Den Kontakt zum Künstler stellte VHS-Leiter Dr. Jürgen Wilbert her. "Erst hatte ich die Idee, ein Aphoristikertreffen zu veranstalten. Dann kam mir der Gedanke, eine begleitende Ausstellung zu machen." Er habe sich hilfesuchend an das Deutsch-Polnische Institut in Darmstadt gewandt. Dort bekam er den Tipp: Januszewski. Zurzeit lehrt er an der Universität in Warschau Grafik, publiziert in deutschen, schweizerischen und österreichischen Tageszeitungen seine Karikaturen.
Parallel zu seinen Werken ist im Foyer des Stadtmuseums das Ergebnis des Aphoristiker-Illustrations-Wettbewerbs zu sehen: Künstler zeichneten die Sätze von Aphoristikern aus Hattingen und Umgebung.
Gewonnen hat die Düsseldorferin Sigrid Herffs. Platz zwei und drei belegen übrigens die Hattinger Iris Daub und Michael Görler. Die Siegerin wählte einen Aphorismus von VHS-Leiter Wilbert aus:
"Wer schwarz-weiß denkt, dem graut vor Zwischentönen."
Zu sehen ist ein erschrockenes rosafarbenes Gesicht in der unteren Bildhälfte, auf das dicke graue Lettern purzeln - vor schwarz-weißem Untergrund. "Grandiose Umsetzung", sagt der Aphoristiker Wilbert dazu. Einer seiner Sprüche wurde sogar noch einmal ausgesucht - vom Drittplatzierten Michael Görler.
"Von dem, der den Kopf in den Sand steckt, kann man auch sagen, er geht den Dingen auf den Grund."
Die Ausstellung "Unfrisierte Gedanken" wird Freitag, 29. Oktober, 19 Uhr, im Stadtmuseum eröffnet. Zu sehen sind die Werke bis 21. November.

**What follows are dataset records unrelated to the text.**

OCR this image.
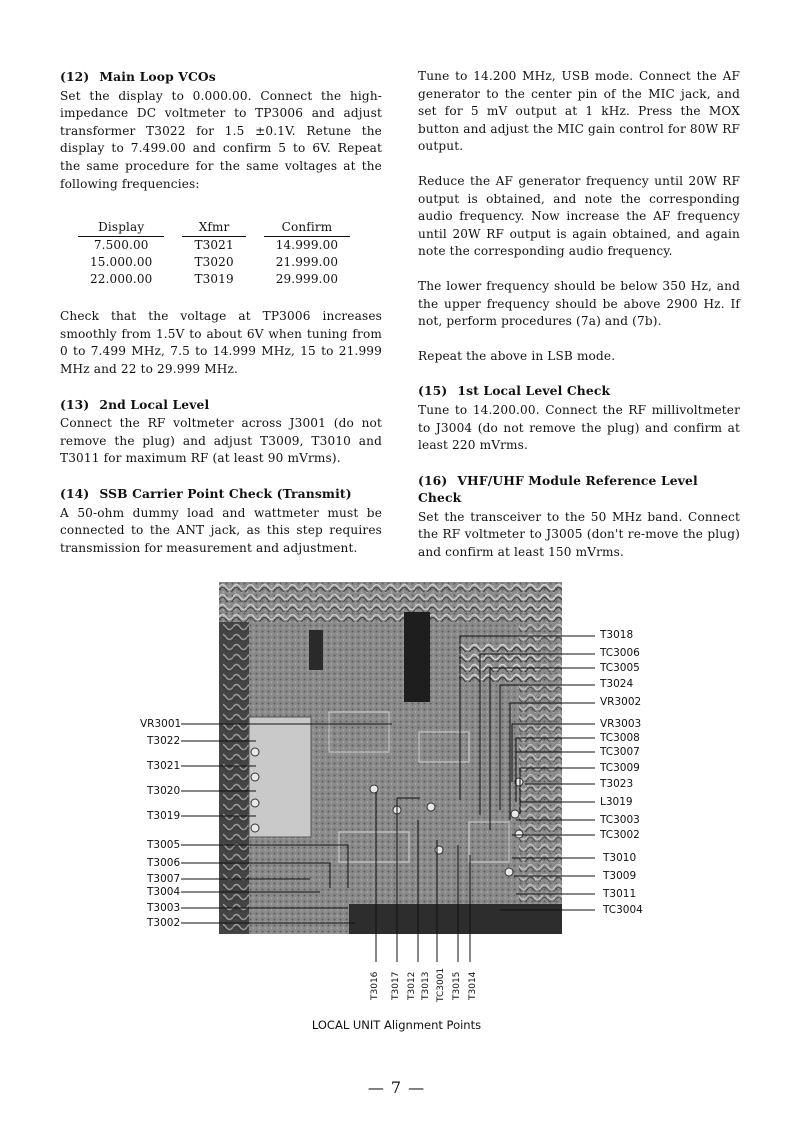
(12) Main Loop VCOs
Set the display to 0.000.00. Connect the high-impedance DC voltmeter to TP3006 and adjust transformer T3022 for 1.5 ±0.1V. Retune the display to 7.499.00 and confirm 5 to 6V. Repeat the same procedure for the same voltages at the following frequencies:
Display		Xfmr		Confirm
7.500.00		T3021		14.999.00
15.000.00		T3020		21.999.00
22.000.00		T3019		29.999.00
Check that the voltage at TP3006 increases smoothly from 1.5V to about 6V when tuning from 0 to 7.499 MHz, 7.5 to 14.999 MHz, 15 to 21.999 MHz and 22 to 29.999 MHz.
(13) 2nd Local Level
Connect the RF voltmeter across J3001 (do not remove the plug) and adjust T3009, T3010 and T3011 for maximum RF (at least 90 mVrms).
(14) SSB Carrier Point Check (Transmit)
A 50-ohm dummy load and wattmeter must be connected to the ANT jack, as this step requires transmission for measurement and adjustment.
Tune to 14.200 MHz, USB mode. Connect the AF generator to the center pin of the MIC jack, and set for 5 mV output at 1 kHz. Press the MOX button and adjust the MIC gain control for 80W RF output.
Reduce the AF generator frequency until 20W RF output is obtained, and note the corresponding audio frequency. Now increase the AF frequency until 20W RF output is again obtained, and again note the corresponding audio frequency.
The lower frequency should be below 350 Hz, and the upper frequency should be above 2900 Hz. If not, perform procedures (7a) and (7b).
Repeat the above in LSB mode.
(15) 1st Local Level Check
Tune to 14.200.00. Connect the RF millivoltmeter to J3004 (do not remove the plug) and confirm at least 220 mVrms.
(16) VHF/UHF Module Reference Level Check
Set the transceiver to the 50 MHz band. Connect the RF voltmeter to J3005 (don't re-move the plug) and confirm at least 150 mVrms.
VR3001
T3022
T3021
T3020
T3019
T3005
T3006
T3007
T3004
T3003
T3002
T3018
TC3006
TC3005
T3024
VR3002
VR3003
TC3008
TC3007
TC3009
T3023
L3019
TC3003
TC3002
T3010
T3009
T3011
TC3004
T3016 T3017 T3012 T3013 TC3001 T3015 T3014
LOCAL UNIT Alignment Points
— 7 —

Knappe Sprüche begleiten Leser bis zur Tagung

WAZ 27. Oktober 2004
Aphoristiker und ihre geistreichen Gedanken
Von 4. bis 6. November werden "Geistesblitz und Donnerwetter" Hattingen nur so überziehen. Nicht nur an zwei Kabarettabenden, für die die VHS noch Karten für Interessenten anbietet. 36 Aphoristiker aus mehreren Ländern geben sich im Stadtmuseum ein Stelldichein. Diskutieren, was überhaupt ein Aphorismus ist. Und nehmen die kleine Sprachgattung nach allen Regeln der Kunst auseinander. Den Stein ins Rollen gebracht hat VHS-Leiter Dr. Wilbert, der selbst mitmischt als einer von 36.
Frauen sind nicht gerade zahlreich vertreten. Eine ist Barbara Hoth-Blattmann. Lehrerin aus Sprockhövel. Sie und andere sollen vorgestellt werden. In Bild und Text, zumindest aber mit einem flotten Spruch aus eigener Feder. Ihre Aphorismen begleiten die Leser bis zur Tagung. (...)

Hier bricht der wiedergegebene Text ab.